Saturday, November 13, 2010

NOAH Shop & Forest Camp in Negros Oriental

There’s not much to see in Dumaguete City, although its a cool place with its seaside Rizal Boulevard, Silliman University, and many options for inexpensive food trip here. On our first day in Dumaguete, we spent the morning at Manjuyod sandbar, 54 km north of Dumaguete. We have also visited 2 old churches in Dumaguete and Bacong here.
Prior to visiting the Bacong church, our gracious and lovely host Ms. Pearl, took us to a stonecraft factory in Bacong. Its called Negros Oriental Arts & Heritage Shop or commonly referred to as NOAH.

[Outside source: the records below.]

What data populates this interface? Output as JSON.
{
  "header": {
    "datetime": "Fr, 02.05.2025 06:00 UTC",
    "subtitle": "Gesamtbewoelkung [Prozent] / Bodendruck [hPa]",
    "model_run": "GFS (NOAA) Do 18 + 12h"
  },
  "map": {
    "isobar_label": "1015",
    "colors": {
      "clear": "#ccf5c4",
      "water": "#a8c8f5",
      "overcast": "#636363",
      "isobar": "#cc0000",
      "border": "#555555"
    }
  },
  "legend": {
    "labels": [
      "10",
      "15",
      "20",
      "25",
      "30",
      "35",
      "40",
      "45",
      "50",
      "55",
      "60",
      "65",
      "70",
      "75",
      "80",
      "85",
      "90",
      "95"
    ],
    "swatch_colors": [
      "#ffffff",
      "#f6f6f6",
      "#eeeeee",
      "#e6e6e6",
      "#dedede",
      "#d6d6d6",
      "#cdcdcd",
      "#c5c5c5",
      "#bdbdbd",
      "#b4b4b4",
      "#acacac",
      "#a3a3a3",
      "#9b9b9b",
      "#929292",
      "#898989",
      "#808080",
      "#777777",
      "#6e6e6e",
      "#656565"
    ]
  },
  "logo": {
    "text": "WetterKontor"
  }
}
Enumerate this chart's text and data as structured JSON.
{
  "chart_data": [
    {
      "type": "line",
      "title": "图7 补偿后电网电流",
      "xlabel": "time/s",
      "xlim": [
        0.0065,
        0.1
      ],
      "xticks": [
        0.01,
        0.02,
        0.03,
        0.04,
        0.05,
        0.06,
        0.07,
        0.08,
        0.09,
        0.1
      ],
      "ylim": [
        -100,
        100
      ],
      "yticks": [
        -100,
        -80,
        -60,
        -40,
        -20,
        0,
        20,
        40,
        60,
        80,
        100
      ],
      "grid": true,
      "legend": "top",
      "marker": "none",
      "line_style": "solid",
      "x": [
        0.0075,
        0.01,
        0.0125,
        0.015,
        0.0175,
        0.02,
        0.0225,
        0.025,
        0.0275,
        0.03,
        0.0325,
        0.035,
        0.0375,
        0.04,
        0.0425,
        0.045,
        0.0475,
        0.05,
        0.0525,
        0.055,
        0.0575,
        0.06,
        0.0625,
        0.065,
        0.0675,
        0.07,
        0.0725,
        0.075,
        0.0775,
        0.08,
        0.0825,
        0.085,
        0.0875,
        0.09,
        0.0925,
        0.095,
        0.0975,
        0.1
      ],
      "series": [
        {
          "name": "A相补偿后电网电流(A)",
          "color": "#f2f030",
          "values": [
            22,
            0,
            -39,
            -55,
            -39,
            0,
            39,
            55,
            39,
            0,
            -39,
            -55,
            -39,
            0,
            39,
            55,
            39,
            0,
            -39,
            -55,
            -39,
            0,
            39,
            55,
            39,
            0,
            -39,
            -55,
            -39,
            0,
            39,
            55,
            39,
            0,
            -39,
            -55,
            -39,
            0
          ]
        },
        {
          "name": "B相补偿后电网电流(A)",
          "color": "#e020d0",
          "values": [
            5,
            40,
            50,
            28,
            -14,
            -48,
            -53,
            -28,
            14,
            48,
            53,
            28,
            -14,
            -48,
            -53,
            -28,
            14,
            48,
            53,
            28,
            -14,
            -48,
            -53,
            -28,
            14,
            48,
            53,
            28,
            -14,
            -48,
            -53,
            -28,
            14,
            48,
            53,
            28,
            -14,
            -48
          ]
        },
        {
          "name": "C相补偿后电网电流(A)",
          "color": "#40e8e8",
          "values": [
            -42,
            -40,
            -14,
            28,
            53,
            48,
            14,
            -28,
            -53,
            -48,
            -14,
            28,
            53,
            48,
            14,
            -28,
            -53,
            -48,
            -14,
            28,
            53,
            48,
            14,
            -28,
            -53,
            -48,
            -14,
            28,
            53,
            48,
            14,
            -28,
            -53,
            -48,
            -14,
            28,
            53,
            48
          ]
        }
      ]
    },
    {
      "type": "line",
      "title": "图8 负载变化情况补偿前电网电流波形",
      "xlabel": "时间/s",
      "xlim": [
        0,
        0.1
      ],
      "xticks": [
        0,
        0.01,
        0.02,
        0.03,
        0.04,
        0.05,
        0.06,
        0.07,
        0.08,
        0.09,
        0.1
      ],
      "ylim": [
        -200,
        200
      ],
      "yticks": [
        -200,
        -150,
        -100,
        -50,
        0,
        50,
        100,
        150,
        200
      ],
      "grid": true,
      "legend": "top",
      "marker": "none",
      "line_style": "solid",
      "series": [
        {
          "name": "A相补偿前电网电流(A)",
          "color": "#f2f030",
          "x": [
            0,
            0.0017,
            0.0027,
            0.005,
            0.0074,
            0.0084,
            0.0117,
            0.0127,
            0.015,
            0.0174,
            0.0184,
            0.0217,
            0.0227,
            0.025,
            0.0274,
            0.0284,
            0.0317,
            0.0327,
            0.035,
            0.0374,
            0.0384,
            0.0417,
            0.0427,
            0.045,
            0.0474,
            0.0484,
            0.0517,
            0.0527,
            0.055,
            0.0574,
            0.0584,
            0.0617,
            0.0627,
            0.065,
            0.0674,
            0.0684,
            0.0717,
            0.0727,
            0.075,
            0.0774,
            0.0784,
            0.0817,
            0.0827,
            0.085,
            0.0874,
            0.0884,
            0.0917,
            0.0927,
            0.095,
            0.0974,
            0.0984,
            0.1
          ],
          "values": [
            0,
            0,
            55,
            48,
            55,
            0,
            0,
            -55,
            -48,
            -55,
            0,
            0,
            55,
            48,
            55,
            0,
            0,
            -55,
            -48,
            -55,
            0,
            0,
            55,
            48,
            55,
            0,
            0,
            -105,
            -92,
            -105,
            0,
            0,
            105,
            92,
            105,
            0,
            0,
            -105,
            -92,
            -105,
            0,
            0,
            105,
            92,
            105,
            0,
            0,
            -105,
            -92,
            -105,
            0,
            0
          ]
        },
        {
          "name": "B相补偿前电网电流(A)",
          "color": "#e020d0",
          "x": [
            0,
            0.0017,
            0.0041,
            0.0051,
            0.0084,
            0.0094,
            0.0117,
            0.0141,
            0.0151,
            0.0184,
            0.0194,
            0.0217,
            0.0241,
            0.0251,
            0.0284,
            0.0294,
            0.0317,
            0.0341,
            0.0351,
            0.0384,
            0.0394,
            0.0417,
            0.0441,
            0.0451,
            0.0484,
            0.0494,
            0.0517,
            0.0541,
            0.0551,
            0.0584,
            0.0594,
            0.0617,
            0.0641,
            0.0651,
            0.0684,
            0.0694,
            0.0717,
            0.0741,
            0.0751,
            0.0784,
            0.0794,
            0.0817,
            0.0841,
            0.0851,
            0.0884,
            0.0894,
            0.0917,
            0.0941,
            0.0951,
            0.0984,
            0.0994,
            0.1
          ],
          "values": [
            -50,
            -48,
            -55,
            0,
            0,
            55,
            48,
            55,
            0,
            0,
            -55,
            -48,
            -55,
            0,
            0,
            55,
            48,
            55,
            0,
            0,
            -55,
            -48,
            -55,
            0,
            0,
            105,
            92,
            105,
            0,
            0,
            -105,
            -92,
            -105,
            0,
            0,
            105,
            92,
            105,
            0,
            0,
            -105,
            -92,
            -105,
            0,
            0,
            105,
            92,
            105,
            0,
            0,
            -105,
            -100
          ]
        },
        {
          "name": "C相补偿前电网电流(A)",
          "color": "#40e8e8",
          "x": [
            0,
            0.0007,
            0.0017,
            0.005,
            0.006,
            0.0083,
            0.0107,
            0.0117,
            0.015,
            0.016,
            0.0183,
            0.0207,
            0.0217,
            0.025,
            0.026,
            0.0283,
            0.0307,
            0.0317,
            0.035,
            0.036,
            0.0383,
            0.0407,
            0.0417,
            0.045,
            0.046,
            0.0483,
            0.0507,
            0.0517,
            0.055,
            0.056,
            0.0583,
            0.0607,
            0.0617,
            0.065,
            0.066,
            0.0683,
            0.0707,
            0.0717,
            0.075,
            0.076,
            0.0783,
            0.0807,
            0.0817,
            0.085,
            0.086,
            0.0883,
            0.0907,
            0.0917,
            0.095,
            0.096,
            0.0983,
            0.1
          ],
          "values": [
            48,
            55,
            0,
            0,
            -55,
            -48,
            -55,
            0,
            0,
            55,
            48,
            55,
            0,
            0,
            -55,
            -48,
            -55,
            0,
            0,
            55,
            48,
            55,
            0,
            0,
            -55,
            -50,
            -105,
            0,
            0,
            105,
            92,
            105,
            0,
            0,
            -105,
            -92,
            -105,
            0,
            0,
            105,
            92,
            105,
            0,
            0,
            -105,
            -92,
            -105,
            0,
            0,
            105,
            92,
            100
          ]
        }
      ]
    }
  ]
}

NOAH’s main products are decorative and multi-use items made from rock material found in the province. The rocks are cut, carved, glued like mosaic patterns to their respective frames, before being glazed and polished. As we saw the painstaking efforts and fine craftmanship on each handmade product, I can say that their selling prices are worth each peso spent by their customers. Once these products reach the shops in Manila and abroad, they would cost much more.

Below is a globe on a marble stand. Note that each country on the map has a different color, representing an individual stone cut.

This large stone mosaic was ordered by a large auditing firm in Makati, at a price of more than Php 700k.

Our third stop that day was the Forest Camp located in the neighboring uphill town of Valencia. This town reminds me of Tagaytay due to its terrain, and of Makiling mountain due to its forest cover, streams, plus lanzones and rambutan trees with plenty of fruits as they are in season. Aside from these gifts of nature, the town's residents also enjoy free Php 800 worth of electricity charges each month, since their municipality host a geothermal power plant in the province.

Forest camp has a hanging bridge suspended above a small river. There are also many unfamiliar plants in the area, as well as a man-made shallow pond with tilapia fishes. Entrance fee is Php 100 for adults, and Php 80 for kids.

One of the coconut treehouses that can be rented for a fee, perfect for picnics.

Our next stop is the ACSAT farm where you could find the longkong variety of lanzones, the sweetest lanzones from Thailand retailing at Php 150/kg, about 6 times the price of their local lanzones. In Manila, that imported variety of lanzones below starts at retail price of Php 300/kg.

Last stop prior to lunch is the Silliman Anthropological Museum. Unfortunately, taking of photos inside the museum is not allowed. We had a brief tour of this popular university in the Visayas region, reminding me of UP campus but on a smaller scale. After lunch, we bought pasalubongs in the Buglasan kiosks, where each Negros Oriental town proudly show their products on this week-long province-wide Buglasan festival.

Many thanks to Ms. Pearl and her friend Mr. Willy, for pampering us from our arrival until our departure in the lovely and gentle city of Dumaguete.